When I send a patient for an x-ray or other imaging study, I get a report back (eventually) from the radiologist describing what was seen, along with an interpretation of what those images might mean. Reports that are anything other than completely clear-cut usually end with the phrase, “Correlate clinically.” This means that whatever it was they saw could mean any number of different things depending on the signs and symptoms present in the specific patient. I know the patient; they just see the images. I’m the one who’s supposed to put it all together. This is a correct use of the term “clinical”.

Clinically proven” is a meaningless combination of words that mean someone is trying to sell something. Isn’t there some kind of rule against making stuff up, even in advertising? Obviously people are used to it in politics, but those are opinions, to which everyone is entitled. What people are NOT entitled to is their own facts. There is no clinically proven remedy available without a prescription for menopausal symptoms, quick and painless weight loss, or sinus congestion that can be purchased from a radio ad, because there is no such thing as “clinically proven.”


  1. […] This post was mentioned on Twitter by Bora Zivkovic, Ivan Oransky and Tom Hughes, LeighKrietschBoerner. LeighKrietschBoerner said: I am sending this link to my mom. RT @BoraZ: Clinically Proven: Completely Meaningless […]

  2. Wonderful points! This sort of language has a far reaching effect as well – I can’t tell you how many student research papers I’ve had to mark up for misuse of “prove”, “proved”, and “proven”. As if undergrad research projects ever proved anything! It’s clear when the students write like this about their own or others’ research findings, they are repeating what have become catch phrases, but more disturbing is that those phrases worm their way in to the consciousness and create potentially lifelong barriers to critical thinking.

  3. It’s been proven that 78% of statistics brought up in internet comments and discussions are made up on the spot. True fact.

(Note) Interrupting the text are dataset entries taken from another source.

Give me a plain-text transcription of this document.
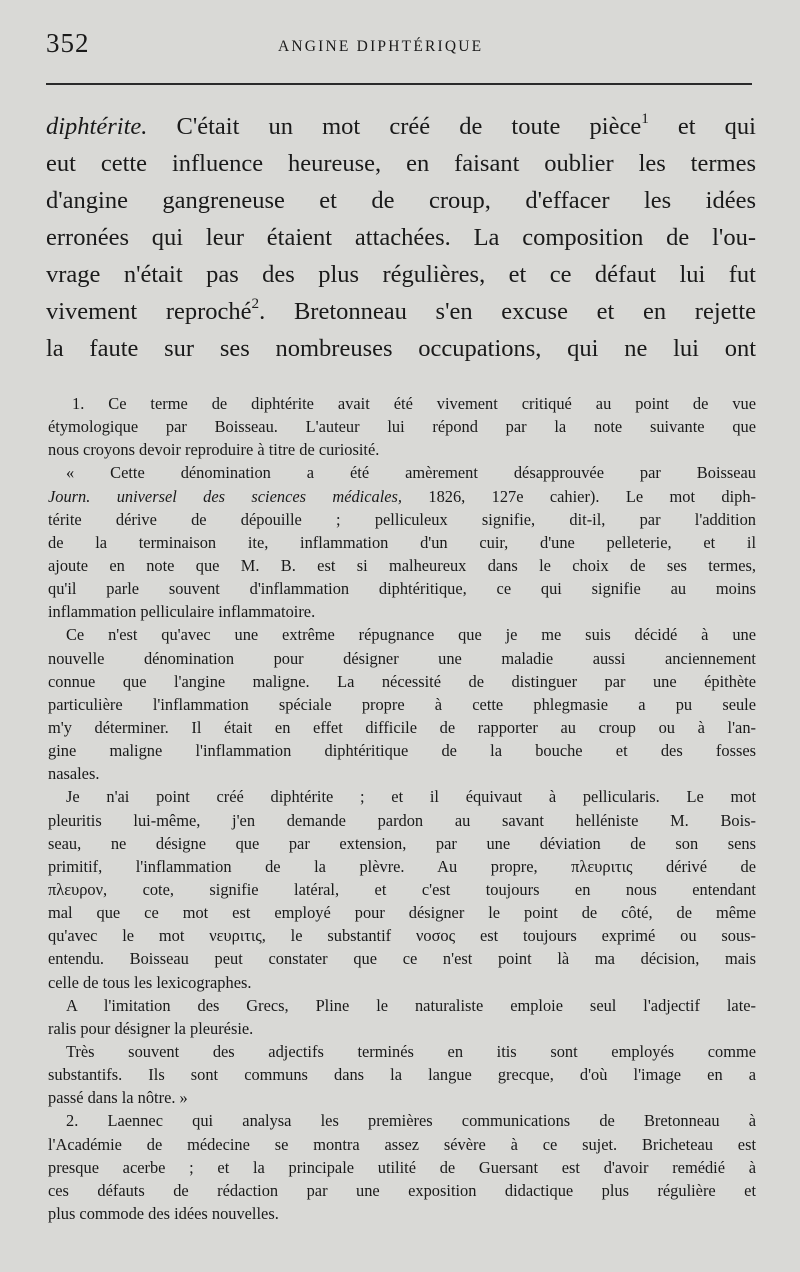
352	ANGINE DIPHTÉRIQUE
diphtérite. C'était un mot créé de toute pièce$^1$ et qui
eut cette influence heureuse, en faisant oublier les termes
d'angine gangreneuse et de croup, d'effacer les idées
erronées qui leur étaient attachées. La composition de l'ou-
vrage n'était pas des plus régulières, et ce défaut lui fut
vivement reproché$^2$. Bretonneau s'en excuse et en rejette
la faute sur ses nombreuses occupations, qui ne lui ont
1. Ce terme de diphtérite avait été vivement critiqué au point de vue
étymologique par Boisseau. L'auteur lui répond par la note suivante que
nous croyons devoir reproduire à titre de curiosité.
« Cette dénomination a été amèrement désapprouvée par Boisseau
Journ. universel des sciences médicales, 1826, 127e cahier). Le mot diph-
térite dérive de dépouille ; pelliculeux signifie, dit-il, par l'addition
de la terminaison ite, inflammation d'un cuir, d'une pelleterie, et il
ajoute en note que M. B. est si malheureux dans le choix de ses termes,
qu'il parle souvent d'inflammation diphtéritique, ce qui signifie au moins
inflammation pelliculaire inflammatoire.
Ce n'est qu'avec une extrême répugnance que je me suis décidé à une
nouvelle dénomination pour désigner une maladie aussi anciennement
connue que l'angine maligne. La nécessité de distinguer par une épithète
particulière l'inflammation spéciale propre à cette phlegmasie a pu seule
m'y déterminer. Il était en effet difficile de rapporter au croup ou à l'an-
gine maligne l'inflammation diphtéritique de la bouche et des fosses
nasales.
Je n'ai point créé diphtérite ; et il équivaut à pellicularis. Le mot
pleuritis lui-même, j'en demande pardon au savant helléniste M. Bois-
seau, ne désigne que par extension, par une déviation de son sens
primitif, l'inflammation de la plèvre. Au propre, πλευριτις dérivé de
πλευρον, cote, signifie latéral, et c'est toujours en nous entendant
mal que ce mot est employé pour désigner le point de côté, de même
qu'avec le mot νευριτις, le substantif νοσος est toujours exprimé ou sous-
entendu. Boisseau peut constater que ce n'est point là ma décision, mais
celle de tous les lexicographes.
A l'imitation des Grecs, Pline le naturaliste emploie seul l'adjectif late-
ralis pour désigner la pleurésie.
Très souvent des adjectifs terminés en itis sont employés comme
substantifs. Ils sont communs dans la langue grecque, d'où l'image en a
passé dans la nôtre. »
2. Laennec qui analysa les premières communications de Bretonneau à
l'Académie de médecine se montra assez sévère à ce sujet. Bricheteau est
presque acerbe ; et la principale utilité de Guersant est d'avoir remédié à
ces défauts de rédaction par une exposition didactique plus régulière et
plus commode des idées nouvelles.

  4. As someone pretty desperate for an end to the fatigue caused by hot-flash disrupted sleep, I find those “clinically proven” ads for menopause symptom remedies tempting. Fortunately, I know “clinically proven” really means “we have no good evidence for this claim” so my wallet stays shut, but I’m sure they make millions hawking these worthless nostrums nevertheless.

  5. There are laws against deceptive advertising, but as with many things the government agencies have minuscule budgets versus who they are overseeing. The slaps on the wrist (fines) that usually come around are looked at as the cost of doing “business” (lying and selling garbage). One continually egregious abuser can be found if you google or wikipeidia Kevin Trudeau.

  6. Hello Dr. Lucy,

    Thought you’d like to know that I have featured this post on “The Ethical Nag: Marketing Ethics For The Easily Swayed” at:

    Thank you for this!

  7. Such a great post, spot on! And this also implies us dietitians and other health care professionals.

  8. Don’t blindly!We must believe ourself.